I had implemented entrust for roles and permissions. I have 3 Roles, super-admin, admin and customer.
Super Admin has access to Web-app (eg. www.myurl.com)
Admin has access through api only i.e. mobile app (eg. www.myurl.com/api/login) via api.php route
customer had access through api i.e. mobile app
Now, I found a bug that when admin tries to login via www.myurl.com.login with his credentials he is allowed to log in!!!
On further investigating, I found that I need to change the login method and provide role check while login, but I'm unable to get through. I changed the login function as below, but still admin and customers are able to login!!

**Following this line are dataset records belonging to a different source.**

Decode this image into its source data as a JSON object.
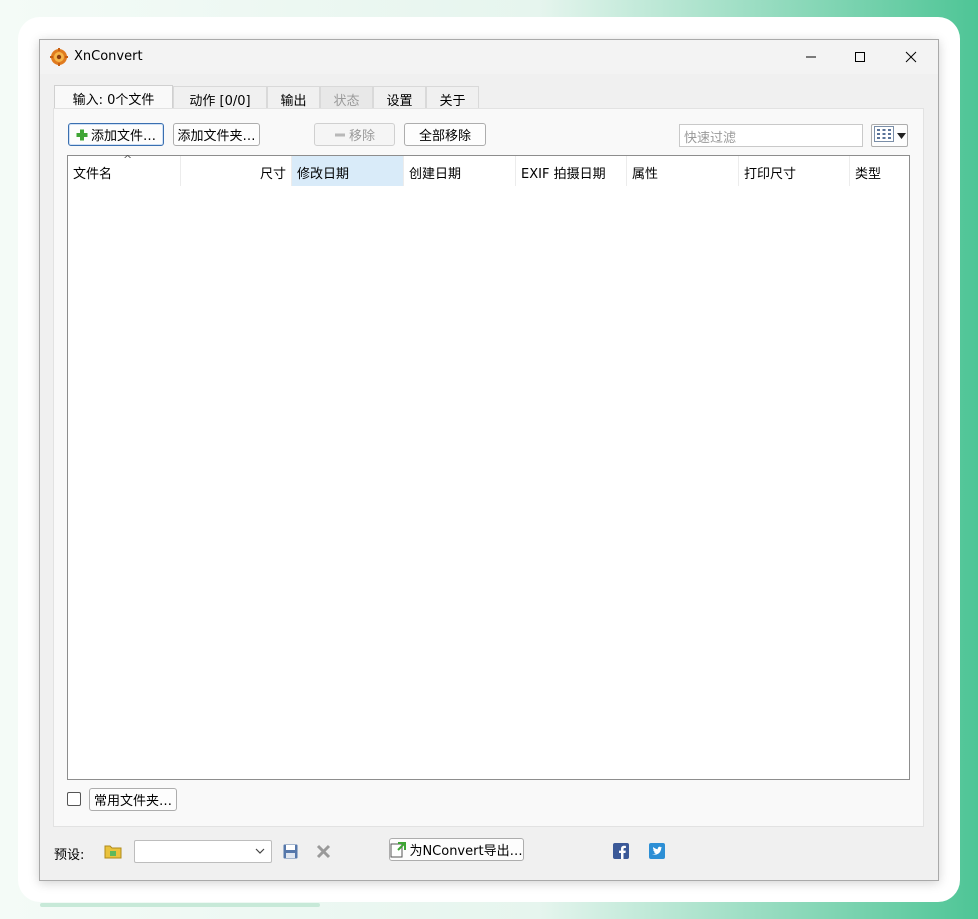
{
  "window": {
    "title": "XnConvert"
  },
  "tabs": [
    {
      "label": "输入: 0个文件",
      "active": true,
      "enabled": true
    },
    {
      "label": "动作 [0/0]",
      "active": false,
      "enabled": true
    },
    {
      "label": "输出",
      "active": false,
      "enabled": true
    },
    {
      "label": "状态",
      "active": false,
      "enabled": false
    },
    {
      "label": "设置",
      "active": false,
      "enabled": true
    },
    {
      "label": "关于",
      "active": false,
      "enabled": true
    }
  ],
  "toolbar": {
    "add_files": "添加文件…",
    "add_folder": "添加文件夹…",
    "remove": "移除",
    "remove_all": "全部移除",
    "filter_placeholder": "快速过滤"
  },
  "columns": [
    "文件名",
    "尺寸",
    "修改日期",
    "创建日期",
    "EXIF 拍摄日期",
    "属性",
    "打印尺寸",
    "类型"
  ],
  "files": [],
  "favorites": {
    "checked": false,
    "button": "常用文件夹…"
  },
  "footer": {
    "preset_label": "预设:",
    "preset_value": "",
    "export_button": "为NConvert导出…"
  },
  "colors": {
    "accent": "#3a6fb0",
    "selected_column": "#d9ebf9",
    "facebook": "#3b5998",
    "twitter": "#2d8fd5"
  }
}
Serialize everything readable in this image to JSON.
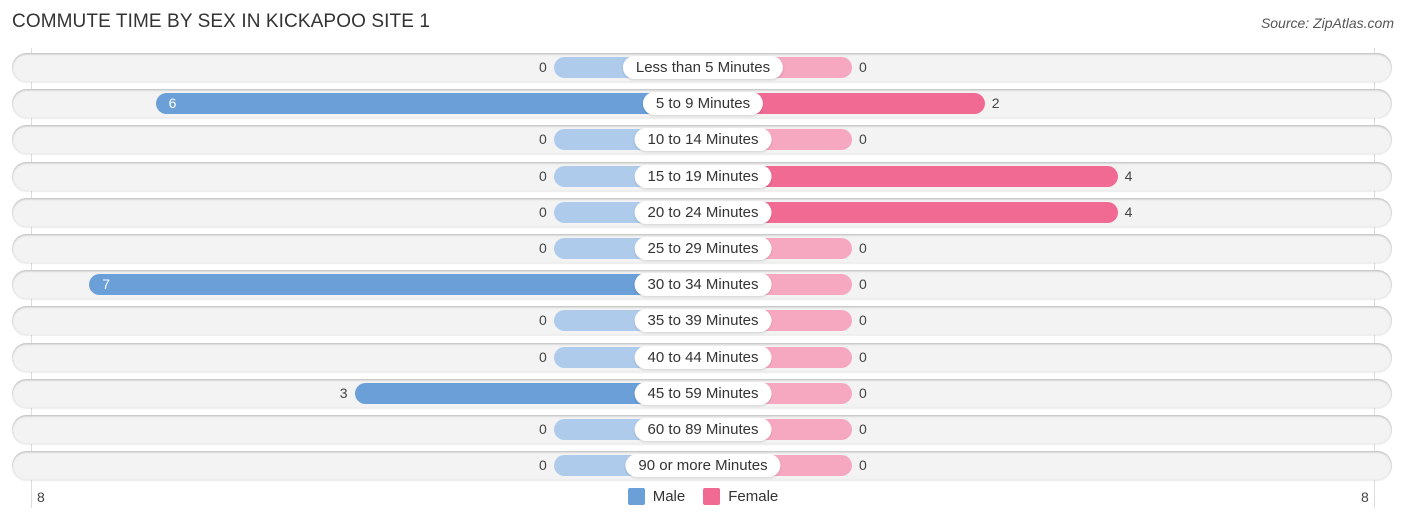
{
  "title": "COMMUTE TIME BY SEX IN KICKAPOO SITE 1",
  "source": "Source: ZipAtlas.com",
  "colors": {
    "male": "#6a9fd8",
    "male_zero": "#aecbec",
    "female": "#f06a93",
    "female_zero": "#f7a8c1"
  },
  "chart_data": {
    "type": "bar",
    "orientation": "horizontal-diverging",
    "title": "COMMUTE TIME BY SEX IN KICKAPOO SITE 1",
    "categories": [
      "Less than 5 Minutes",
      "5 to 9 Minutes",
      "10 to 14 Minutes",
      "15 to 19 Minutes",
      "20 to 24 Minutes",
      "25 to 29 Minutes",
      "30 to 34 Minutes",
      "35 to 39 Minutes",
      "40 to 44 Minutes",
      "45 to 59 Minutes",
      "60 to 89 Minutes",
      "90 or more Minutes"
    ],
    "series": [
      {
        "name": "Male",
        "values": [
          0,
          6,
          0,
          0,
          0,
          0,
          7,
          0,
          0,
          3,
          0,
          0
        ]
      },
      {
        "name": "Female",
        "values": [
          0,
          2,
          0,
          4,
          4,
          0,
          0,
          0,
          0,
          0,
          0,
          0
        ]
      }
    ],
    "axis_left_label": "8",
    "axis_right_label": "8",
    "xlim": [
      -8,
      8
    ],
    "legend": [
      "Male",
      "Female"
    ],
    "legend_position": "bottom-center"
  }
}
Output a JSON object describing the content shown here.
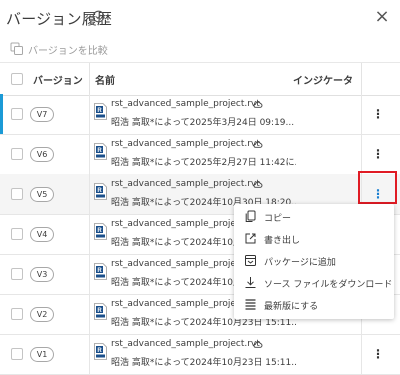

public function login(Request $request)
{
$this->validateLogin($request);
if ($this->hasTooManyLoginAttempts($request)) {
$this->fireLockoutEvent($request);
return $this->sendLockoutResponse($request);
}
//I updated the following code of default login function.
$checkAdmin = $this->attemptLogin($request);
$isAdmin = Auth::user();
if ( $checkAdmin && $isAdmin->hasRole('super')) {
//With super-admin if I do dd('hi') here, I am getting control
return $this->sendLoginResponse($request);
}
//But for other roles, it is directly taking them to the super-admin (home) page!!
.
. //Rest of the login function...
I tried to make dd(1) to know the flow, but for super-user I got dd response while for other user, it was not going in that block and redirecting non-super-admin roles to home page!!
I am using Laravel 5.4 and entrust package for Roles.